Over the two weeks I was home, I had some great opportunities to visit with friends and family and to reconnect with my work in the U.S. as well as my home church. Additionally, I had a neat opportunity to attend the Catalyst Conference in Atlanta, GA, a leadership conference focused on building up Christ-centered leaders. The theme for this year’s conference was “Make”, as in we were created to make and we are being made into leaders by our Creator. At the conference, they talked a lot about how being made into a leader is a process (more about this in a future post) and how we need to be willing to allow God to grow us. The second part of this, surrendering to God, ironically is something that God has been teaching me a lot about lately. It is amazing to think that God began to put on my heart the need to die to myself a few weeks ago and then put it on the hearts of the people who organized the Catalyst Conference to address that very topic. God is certainly a lot BIGGER than I will ever understand. Through the conference and listening to God, I believe God is telling me the most effective way for me to lead is to lead in such a way that I decrease and others, especially God, increases. So what does that look like? Good question.
I think the first thing to understand is what it means to “die to self”. If I am honest, I am not sure I completely understand what it means and I certainly haven’t over the many years I have been involved in various forms of leadership. The first phrase that comes to mind is, “it’s not about me”. In Philippians 2:3-4, Paul says, “Do nothing out of selfish ambition or vain conceit, but in humility consider others better than yourselves, Each of you should look not only to your own interests, but also to the interests of others” (NIV 1984). I have a good friend who says, “Philippians 2:3, it’s not about me”, which is a great way to remember that truth. I believe understanding this truth is the starting point to understanding how to “die to self”. If we stop here, however, we will only be part of the way there. In addition to realizing that it is “not about me”, we need to be willing to say “it is about someone else”. This idea can also be seen in Philippians 2:3-4 as Paul tells us to “consider others better than ourselves”. One of the greatest examples of this that I have ever seen is John the Baptist in the Bible. In the book of John chapter 3, we can read about the account of John the Baptist’s testimony about Jesus. After being questioned about Jesus and what he thought about the fact that everyone was now going to Christ to be baptized instead of him, John says, “He must become greater; I must become less” (John 3:30, NIV 1984). John wasn’t just saying, “It’s not about me”, he was saying, “It about Him, Jesus”. I believe this was one of John’s greatest acts of leadership as he lived out exactly what he was called to do, point people towards the Messiah.

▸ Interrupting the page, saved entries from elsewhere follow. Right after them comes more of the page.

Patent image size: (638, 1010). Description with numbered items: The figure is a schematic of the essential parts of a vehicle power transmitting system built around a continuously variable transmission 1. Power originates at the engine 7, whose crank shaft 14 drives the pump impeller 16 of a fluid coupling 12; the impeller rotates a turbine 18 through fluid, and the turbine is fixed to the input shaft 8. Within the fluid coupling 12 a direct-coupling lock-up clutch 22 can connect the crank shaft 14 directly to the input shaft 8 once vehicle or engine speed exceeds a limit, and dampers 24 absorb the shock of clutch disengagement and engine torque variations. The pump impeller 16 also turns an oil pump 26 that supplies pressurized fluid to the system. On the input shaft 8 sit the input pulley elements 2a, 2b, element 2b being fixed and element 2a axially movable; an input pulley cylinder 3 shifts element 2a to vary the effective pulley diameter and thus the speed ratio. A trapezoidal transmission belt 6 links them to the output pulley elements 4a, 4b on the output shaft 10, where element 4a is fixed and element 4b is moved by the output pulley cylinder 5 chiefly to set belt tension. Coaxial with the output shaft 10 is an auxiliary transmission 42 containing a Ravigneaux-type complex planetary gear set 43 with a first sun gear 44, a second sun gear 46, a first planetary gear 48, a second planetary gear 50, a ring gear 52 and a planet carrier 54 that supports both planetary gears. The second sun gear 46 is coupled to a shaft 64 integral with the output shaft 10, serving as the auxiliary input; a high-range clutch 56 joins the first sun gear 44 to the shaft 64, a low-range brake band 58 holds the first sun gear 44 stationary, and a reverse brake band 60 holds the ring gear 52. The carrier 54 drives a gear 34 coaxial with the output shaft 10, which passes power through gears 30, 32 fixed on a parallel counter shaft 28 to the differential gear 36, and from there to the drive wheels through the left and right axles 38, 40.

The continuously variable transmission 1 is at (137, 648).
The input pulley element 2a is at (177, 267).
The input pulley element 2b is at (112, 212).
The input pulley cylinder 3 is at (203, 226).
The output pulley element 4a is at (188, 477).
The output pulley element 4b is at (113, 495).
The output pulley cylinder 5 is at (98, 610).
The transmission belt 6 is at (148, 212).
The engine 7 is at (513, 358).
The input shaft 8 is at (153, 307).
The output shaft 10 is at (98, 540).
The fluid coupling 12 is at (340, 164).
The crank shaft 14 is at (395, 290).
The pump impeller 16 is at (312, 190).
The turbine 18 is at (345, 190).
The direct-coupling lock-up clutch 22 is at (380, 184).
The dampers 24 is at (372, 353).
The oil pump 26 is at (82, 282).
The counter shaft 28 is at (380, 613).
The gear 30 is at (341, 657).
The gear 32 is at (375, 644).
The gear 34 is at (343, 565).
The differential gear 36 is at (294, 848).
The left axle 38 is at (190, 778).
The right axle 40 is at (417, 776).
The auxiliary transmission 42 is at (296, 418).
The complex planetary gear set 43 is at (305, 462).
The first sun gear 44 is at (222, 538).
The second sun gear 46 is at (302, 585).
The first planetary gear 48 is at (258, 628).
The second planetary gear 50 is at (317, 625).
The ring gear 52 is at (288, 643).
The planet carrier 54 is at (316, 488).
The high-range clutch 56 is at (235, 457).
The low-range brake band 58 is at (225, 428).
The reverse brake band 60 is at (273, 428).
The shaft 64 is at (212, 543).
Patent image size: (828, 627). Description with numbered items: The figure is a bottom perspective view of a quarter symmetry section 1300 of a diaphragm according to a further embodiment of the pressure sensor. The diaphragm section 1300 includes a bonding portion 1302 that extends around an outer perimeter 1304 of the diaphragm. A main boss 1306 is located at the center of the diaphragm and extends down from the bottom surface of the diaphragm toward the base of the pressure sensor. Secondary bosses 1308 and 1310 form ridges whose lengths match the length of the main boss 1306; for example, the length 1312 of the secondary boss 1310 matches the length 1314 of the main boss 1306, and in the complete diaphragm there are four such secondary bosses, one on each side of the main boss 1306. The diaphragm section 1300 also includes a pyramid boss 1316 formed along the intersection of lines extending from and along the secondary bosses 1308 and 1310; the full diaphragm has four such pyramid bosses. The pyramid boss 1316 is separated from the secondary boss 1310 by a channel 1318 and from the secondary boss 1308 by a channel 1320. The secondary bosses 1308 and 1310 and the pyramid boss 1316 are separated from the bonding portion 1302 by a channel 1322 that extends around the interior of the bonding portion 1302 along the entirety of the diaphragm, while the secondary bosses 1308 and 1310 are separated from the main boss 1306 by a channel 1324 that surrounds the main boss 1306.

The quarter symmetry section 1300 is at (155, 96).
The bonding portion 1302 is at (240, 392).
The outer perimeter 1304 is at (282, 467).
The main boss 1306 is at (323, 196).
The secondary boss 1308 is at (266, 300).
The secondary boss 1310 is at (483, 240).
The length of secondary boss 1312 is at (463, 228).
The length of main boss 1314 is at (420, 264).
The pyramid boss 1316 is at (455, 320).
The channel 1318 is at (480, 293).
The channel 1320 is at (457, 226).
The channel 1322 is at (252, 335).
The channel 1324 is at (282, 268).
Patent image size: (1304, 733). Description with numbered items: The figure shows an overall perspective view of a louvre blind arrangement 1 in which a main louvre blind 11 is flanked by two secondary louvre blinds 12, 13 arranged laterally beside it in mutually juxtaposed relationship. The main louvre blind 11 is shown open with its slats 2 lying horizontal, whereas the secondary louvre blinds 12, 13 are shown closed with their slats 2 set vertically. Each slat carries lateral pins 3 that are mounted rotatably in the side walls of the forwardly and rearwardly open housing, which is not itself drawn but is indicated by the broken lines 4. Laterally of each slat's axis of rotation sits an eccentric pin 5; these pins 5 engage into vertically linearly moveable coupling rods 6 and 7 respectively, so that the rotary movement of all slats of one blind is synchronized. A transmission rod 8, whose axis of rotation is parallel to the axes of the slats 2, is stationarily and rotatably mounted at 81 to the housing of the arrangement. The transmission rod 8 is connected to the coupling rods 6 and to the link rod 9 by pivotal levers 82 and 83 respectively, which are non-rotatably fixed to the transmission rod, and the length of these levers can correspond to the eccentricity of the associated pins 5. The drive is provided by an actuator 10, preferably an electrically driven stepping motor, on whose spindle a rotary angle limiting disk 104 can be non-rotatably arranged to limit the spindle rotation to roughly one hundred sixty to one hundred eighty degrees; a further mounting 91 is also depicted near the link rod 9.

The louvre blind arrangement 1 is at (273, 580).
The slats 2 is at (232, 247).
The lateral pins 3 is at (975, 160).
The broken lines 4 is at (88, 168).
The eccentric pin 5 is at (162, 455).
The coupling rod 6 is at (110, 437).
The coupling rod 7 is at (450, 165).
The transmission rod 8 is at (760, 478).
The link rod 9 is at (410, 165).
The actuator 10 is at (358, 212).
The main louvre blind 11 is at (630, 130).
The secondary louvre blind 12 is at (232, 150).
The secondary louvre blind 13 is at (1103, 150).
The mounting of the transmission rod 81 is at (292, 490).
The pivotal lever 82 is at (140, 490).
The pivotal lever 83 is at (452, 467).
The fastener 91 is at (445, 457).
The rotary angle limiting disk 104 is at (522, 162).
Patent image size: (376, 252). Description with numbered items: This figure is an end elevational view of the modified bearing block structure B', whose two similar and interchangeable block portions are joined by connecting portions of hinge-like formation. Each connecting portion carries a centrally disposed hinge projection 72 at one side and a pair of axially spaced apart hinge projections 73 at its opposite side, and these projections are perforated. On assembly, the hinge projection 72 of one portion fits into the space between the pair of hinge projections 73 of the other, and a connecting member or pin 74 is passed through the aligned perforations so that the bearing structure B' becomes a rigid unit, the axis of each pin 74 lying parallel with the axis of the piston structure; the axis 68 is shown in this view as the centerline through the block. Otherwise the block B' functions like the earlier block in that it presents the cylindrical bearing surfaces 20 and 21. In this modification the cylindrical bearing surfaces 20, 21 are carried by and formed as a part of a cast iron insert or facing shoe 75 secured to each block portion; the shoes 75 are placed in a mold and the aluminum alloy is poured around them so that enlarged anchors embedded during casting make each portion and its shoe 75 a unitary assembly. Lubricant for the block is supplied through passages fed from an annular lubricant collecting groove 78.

What does this look like in our lives? I believe it means understanding our calling or mission is greater than us. When leading is no longer about our reputation and our personal needs, we are freed up to boldly live out our calling and to do whatever is necessary to fulfill the mission. When we die to ourselves, we can joyfully lift up others and rejoice with them when they see success. We can accomplish far more than we could when making sure that we “get the credit we deserve” was the aim. Dying to ourselves means finding our identity in something greater, God and His calling on our lives, which in the end is far better than trying to prove our value ourselves. As one of the speakers at Catalyst said, we can be a big part of our small story or a small part of God’s infinitely big story. This gets at the essence of dying to ourselves; ultimately, dying to ourselves means putting God and His plan ahead of everything else, no matter what it means. The best of example of this in the history of the world is Jesus Christ, himself. Right before Jesus went to the cross he prayed to the Father, “Father, if you are willing, take this cup from me; yet not my will, but yours be done” (Luke 22:42, NIV 1984). Jesus, who is God in the flesh, chose to die to himself and die on a cross for our sins because he understood that God’s plan of redemption was greater than himself. In taking that step of humility, Jesus kicked off the greatest movement in the history of the world. That’s leadership if I have ever seen it. Might it be time for us to follow suit?